Os chatbots são dos temas mais polémicos, sobretudo desde que o sistema ChatGPT ganhou enrome popularidade na criação de conteúdos com base em inteligência artificial, sendo consideradios sistemas de alto risco ao nível dos direitos autorais e das estratégias de desinformação.

Uma das principais adições à lei é a exigência de documentar exaustivamente qualquer material com direitos de autor utilizado para ensinar os sistemas de IA a gerar texto, imagens, vídeo e música .

Assim, os criadores (humanos) de conteúdos saberiam se os seus blogues, livros digitais, artigos científicos ou canções foram utilizados para treinar algoritmos que alimentam sistemas como o ChatGPT, e poderiam, pedir indemnização. 

"As novas regras europeias em matéria de Inteligência Artificial devem abordar eficazmente os riscos claramente definidos, deixando ao mesmo tempo flexibilidade suficiente para que os criadores possam criar aplicações de IA úteis para benefício de todos os europeus.

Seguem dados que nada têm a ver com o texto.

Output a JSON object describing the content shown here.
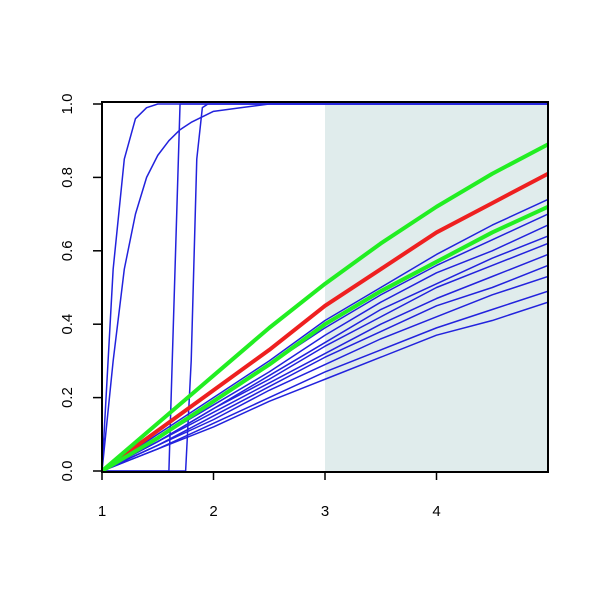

No entanto, há ainda muito trabalho a fazer nas negociações finais com as outras instituições da UE para alcançar estes objectivos", alertou Boniface de Champris.

A Lei da Inteligência Artificial deverá prever multas paras as infrações até 30 milhões de euros ou 6% das receitas anuais globais de uma empresa. No caso de empresas multinacionais tais como a Google e a Microsoft, pode ascender a milhares de milhões de euros.